César 2021

La cerimonia dei César 2021 è stata la giusta ricompensa per chi, come noi, ha dedicato tanti anni fedeltà a una certa idea di cinema francese: Marina Foïs e Roschdy Zem (maîtresse de cerimonie e président), Sébastien Lifshitz, Emmanuel Mouret, Émilie Dequenne, Sami Bouajila, Laure Calamy.

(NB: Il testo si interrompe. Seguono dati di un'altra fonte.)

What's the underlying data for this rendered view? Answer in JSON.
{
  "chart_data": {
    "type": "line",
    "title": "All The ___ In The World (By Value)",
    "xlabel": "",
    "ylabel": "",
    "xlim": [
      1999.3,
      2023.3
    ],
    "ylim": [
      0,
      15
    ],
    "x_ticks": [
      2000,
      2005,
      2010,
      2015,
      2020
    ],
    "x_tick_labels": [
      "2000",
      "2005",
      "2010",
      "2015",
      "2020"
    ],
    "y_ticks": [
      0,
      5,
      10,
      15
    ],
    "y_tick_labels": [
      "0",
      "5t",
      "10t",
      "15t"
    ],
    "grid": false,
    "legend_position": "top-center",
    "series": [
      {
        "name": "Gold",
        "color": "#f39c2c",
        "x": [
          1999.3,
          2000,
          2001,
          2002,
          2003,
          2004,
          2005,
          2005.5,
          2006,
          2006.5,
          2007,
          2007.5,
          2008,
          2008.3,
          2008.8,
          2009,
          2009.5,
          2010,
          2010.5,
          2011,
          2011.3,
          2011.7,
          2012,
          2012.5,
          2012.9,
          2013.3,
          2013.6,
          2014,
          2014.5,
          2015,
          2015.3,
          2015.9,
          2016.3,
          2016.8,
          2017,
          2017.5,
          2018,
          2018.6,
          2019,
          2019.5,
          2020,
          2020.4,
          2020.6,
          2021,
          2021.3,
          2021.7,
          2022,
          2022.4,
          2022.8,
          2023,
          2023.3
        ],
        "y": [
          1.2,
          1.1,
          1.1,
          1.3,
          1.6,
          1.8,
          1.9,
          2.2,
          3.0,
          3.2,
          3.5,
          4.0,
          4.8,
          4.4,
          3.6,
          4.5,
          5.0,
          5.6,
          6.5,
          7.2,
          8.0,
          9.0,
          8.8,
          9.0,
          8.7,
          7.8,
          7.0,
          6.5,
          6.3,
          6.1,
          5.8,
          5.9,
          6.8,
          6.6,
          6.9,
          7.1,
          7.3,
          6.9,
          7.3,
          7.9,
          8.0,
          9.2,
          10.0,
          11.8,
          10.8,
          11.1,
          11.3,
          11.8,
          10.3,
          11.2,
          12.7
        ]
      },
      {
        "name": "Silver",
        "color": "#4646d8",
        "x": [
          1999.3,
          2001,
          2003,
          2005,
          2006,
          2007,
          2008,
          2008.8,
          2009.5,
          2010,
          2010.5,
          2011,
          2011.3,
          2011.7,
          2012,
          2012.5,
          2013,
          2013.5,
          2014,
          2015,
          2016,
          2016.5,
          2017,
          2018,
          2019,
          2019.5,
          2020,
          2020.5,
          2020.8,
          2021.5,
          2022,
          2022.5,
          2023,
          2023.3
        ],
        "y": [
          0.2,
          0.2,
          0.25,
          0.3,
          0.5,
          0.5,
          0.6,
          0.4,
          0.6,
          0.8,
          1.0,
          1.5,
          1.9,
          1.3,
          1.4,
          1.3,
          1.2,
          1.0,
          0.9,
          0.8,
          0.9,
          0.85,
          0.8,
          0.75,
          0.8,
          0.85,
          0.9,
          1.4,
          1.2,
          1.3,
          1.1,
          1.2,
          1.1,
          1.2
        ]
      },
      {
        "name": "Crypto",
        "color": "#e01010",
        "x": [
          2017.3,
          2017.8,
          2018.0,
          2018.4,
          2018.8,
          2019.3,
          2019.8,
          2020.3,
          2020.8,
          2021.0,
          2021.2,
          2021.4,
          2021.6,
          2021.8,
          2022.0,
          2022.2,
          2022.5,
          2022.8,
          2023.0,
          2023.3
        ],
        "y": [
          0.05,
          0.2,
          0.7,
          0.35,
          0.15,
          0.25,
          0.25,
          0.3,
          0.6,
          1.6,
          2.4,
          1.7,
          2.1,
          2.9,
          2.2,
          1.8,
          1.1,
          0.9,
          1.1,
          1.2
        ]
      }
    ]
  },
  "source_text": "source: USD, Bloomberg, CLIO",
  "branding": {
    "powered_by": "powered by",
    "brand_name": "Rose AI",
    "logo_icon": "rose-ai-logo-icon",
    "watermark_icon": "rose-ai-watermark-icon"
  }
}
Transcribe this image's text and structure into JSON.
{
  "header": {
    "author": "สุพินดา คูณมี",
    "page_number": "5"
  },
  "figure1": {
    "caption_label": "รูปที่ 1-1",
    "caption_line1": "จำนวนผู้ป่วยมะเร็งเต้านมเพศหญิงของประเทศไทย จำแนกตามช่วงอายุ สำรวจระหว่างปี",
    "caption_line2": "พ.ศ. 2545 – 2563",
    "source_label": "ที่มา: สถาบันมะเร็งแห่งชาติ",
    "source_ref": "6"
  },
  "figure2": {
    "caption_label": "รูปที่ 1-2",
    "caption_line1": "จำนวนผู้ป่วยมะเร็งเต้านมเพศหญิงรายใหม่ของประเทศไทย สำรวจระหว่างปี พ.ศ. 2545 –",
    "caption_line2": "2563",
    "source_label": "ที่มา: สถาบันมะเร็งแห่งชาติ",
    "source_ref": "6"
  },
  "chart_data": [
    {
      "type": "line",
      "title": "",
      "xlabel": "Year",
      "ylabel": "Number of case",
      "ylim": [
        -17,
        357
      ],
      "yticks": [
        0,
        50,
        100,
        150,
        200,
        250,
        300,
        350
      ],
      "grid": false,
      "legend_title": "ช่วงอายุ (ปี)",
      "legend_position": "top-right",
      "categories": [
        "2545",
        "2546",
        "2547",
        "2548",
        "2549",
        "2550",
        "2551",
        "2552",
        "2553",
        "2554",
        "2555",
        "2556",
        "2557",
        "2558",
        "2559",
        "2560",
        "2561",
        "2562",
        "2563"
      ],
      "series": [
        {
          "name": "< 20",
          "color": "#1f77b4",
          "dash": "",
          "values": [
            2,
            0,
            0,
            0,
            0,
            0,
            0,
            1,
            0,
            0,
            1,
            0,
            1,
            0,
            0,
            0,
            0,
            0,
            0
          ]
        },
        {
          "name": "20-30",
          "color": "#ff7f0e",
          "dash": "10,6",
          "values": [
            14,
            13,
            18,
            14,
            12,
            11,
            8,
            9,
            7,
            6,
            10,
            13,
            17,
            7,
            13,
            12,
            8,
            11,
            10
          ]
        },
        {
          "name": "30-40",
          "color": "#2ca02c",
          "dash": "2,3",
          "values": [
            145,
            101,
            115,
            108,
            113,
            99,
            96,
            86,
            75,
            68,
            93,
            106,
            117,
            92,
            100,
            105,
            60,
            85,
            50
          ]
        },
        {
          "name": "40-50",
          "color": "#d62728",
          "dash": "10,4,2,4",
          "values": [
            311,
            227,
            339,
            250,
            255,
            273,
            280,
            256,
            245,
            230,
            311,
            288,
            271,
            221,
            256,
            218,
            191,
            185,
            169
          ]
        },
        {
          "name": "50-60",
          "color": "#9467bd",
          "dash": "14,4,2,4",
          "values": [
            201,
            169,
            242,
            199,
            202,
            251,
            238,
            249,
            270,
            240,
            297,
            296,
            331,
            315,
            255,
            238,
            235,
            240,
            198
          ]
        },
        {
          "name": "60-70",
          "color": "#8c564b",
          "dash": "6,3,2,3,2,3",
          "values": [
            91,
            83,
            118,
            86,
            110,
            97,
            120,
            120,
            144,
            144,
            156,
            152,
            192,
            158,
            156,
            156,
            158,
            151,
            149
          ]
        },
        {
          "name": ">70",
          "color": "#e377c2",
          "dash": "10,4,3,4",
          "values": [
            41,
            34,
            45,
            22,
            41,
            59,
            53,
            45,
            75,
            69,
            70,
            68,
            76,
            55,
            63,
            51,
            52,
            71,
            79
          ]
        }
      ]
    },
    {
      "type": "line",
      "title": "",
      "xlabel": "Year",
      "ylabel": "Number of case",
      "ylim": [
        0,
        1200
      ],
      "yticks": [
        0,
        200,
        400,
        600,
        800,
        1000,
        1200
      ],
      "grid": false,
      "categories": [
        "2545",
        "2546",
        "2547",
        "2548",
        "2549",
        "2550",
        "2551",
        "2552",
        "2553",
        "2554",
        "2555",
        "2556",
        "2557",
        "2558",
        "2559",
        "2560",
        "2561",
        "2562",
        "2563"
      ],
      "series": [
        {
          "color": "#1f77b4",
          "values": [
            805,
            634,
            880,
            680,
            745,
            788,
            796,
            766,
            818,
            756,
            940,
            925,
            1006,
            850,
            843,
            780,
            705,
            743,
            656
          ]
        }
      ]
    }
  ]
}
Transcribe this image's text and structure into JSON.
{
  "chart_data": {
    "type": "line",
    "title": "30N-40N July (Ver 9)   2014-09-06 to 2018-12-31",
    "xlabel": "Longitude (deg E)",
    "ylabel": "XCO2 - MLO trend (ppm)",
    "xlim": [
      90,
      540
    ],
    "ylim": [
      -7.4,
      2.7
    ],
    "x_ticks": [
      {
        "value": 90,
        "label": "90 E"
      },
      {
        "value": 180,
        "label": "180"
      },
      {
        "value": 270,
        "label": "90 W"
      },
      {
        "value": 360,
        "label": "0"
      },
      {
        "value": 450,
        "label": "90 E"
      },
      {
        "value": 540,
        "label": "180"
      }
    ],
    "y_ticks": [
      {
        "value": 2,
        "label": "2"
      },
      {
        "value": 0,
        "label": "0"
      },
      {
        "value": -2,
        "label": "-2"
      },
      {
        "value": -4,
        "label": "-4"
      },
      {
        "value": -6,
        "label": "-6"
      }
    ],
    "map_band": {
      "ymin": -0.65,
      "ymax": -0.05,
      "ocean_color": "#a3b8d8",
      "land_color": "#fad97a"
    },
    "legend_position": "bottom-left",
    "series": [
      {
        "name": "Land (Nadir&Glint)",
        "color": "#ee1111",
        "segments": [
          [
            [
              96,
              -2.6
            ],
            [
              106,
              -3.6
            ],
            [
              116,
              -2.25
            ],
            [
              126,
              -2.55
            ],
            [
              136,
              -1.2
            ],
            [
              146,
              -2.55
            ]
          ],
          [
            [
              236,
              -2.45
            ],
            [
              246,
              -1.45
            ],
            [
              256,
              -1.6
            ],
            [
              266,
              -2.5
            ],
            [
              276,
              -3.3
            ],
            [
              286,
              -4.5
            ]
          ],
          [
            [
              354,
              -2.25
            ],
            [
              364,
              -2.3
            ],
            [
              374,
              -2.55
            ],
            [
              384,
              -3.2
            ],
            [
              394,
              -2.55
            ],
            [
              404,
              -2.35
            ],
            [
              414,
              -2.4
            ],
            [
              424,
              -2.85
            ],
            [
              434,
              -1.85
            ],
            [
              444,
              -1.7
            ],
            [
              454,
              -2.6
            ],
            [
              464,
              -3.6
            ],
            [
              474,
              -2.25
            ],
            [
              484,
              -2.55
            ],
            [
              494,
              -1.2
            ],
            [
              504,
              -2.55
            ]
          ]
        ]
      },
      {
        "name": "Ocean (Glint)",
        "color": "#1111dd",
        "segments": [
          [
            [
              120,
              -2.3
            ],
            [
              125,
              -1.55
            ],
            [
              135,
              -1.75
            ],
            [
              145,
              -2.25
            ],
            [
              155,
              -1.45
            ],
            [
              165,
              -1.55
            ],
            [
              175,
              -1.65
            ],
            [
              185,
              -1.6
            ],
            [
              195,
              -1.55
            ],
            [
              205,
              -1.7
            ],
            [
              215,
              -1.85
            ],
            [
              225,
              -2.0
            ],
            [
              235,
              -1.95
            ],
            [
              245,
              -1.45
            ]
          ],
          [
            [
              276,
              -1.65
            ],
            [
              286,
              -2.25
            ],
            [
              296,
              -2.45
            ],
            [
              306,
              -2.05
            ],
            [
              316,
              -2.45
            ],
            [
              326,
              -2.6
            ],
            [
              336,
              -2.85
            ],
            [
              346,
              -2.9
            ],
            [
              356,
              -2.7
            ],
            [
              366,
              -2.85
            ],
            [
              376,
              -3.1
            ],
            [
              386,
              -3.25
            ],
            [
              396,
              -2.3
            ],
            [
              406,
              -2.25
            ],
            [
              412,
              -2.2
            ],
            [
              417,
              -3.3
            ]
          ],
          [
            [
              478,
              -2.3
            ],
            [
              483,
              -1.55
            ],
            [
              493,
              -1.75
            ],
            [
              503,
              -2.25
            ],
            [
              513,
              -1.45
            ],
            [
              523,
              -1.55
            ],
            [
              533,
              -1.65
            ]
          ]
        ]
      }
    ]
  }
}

Ci voleva l’Anno Disgraziatissimo per trovare finalmente un documentario (e che documentario: Adolescentes di Lifshitz) nella categoria Miglior Film, e un generale rinnovamento di volti, temi, opere ed omissioni. Mi si dirà: certo, quest’anno è uscita pochissima roba, vediamo l’anno prossimo quando tutto sarà normale (…). O anche: dopo l’affaire Polanski e la ristrutturazione profonda dell’Accademia dei César i premi sono stati distribuiti con il manuale-minoranze (obiezione che ormai si è insinuata nelle nostre teste, giusta o sbagliata poco importa). Ma, come dico sempre, c’è una gran differenza tra una giuria che si riunisce come nei grandi festival e i premi con centinaia di votanti che esprimono, né più né meno, lo spirito del tempo: o si accettano sempre, o non si accettano mai

Serata televisiva perfetta, in diretta dall’Olympia (un teatro!), con il pubblico composto da nominati, premiati, gente del cinema (che idea geniale, vero Sanremo?), l’orchestra diretta da Benjamin Biolay, e un gran ritmo nonostante le tre ore e mezza (i francesi su twitter si lagnavano assai: dilettanti) e nonostante l’eliminazione dell’elemento di grammatica che credevamo essenziale nelle cerimonie tv: la musichetta che interrompe i discorsi prolissi dei premiati

Quest’anno ognuno ha fatto quello che voleva: più incertezza, più disagio, più sorprese. Come quando Corinne Masiero si è spogliata completamente, rimanendo nuda nuda nuda sul palco per protestare contro l’illogica chiusura di “cinema-teatri-e-musei”. Bella televisione? Brutta televisione? Televisione. Questo ci basta. 

Momenti: il discorso di Laure Calamy, premiata come migliore attrice e che conferma quanto di buono pensiamo chi è capace di regalare giustezza e buonumore qualsiasi cosa faccia (commedie in cui recita da sola in scena con un asino, film drammatici, Dix pour cent); il regista italiano Filippo Meneghetti che vince con l’opera prima Deux (a proposito: viva sempre Barbara Sukowa); Valeria Bruni-Tedeschi e Louis Garrel con le mascherine, ennesimi momenti meh delle nostre vite sospese nel nulla; la scelta della regia di non inquadrare mai la ministra della cultura (“tutto è politica”); ogni volta che è stato nominato Jean-Pierre Bacri: ecco, io questa cosa che Jean-Pierre Bacri è morto non ci farò mai mai mai pace.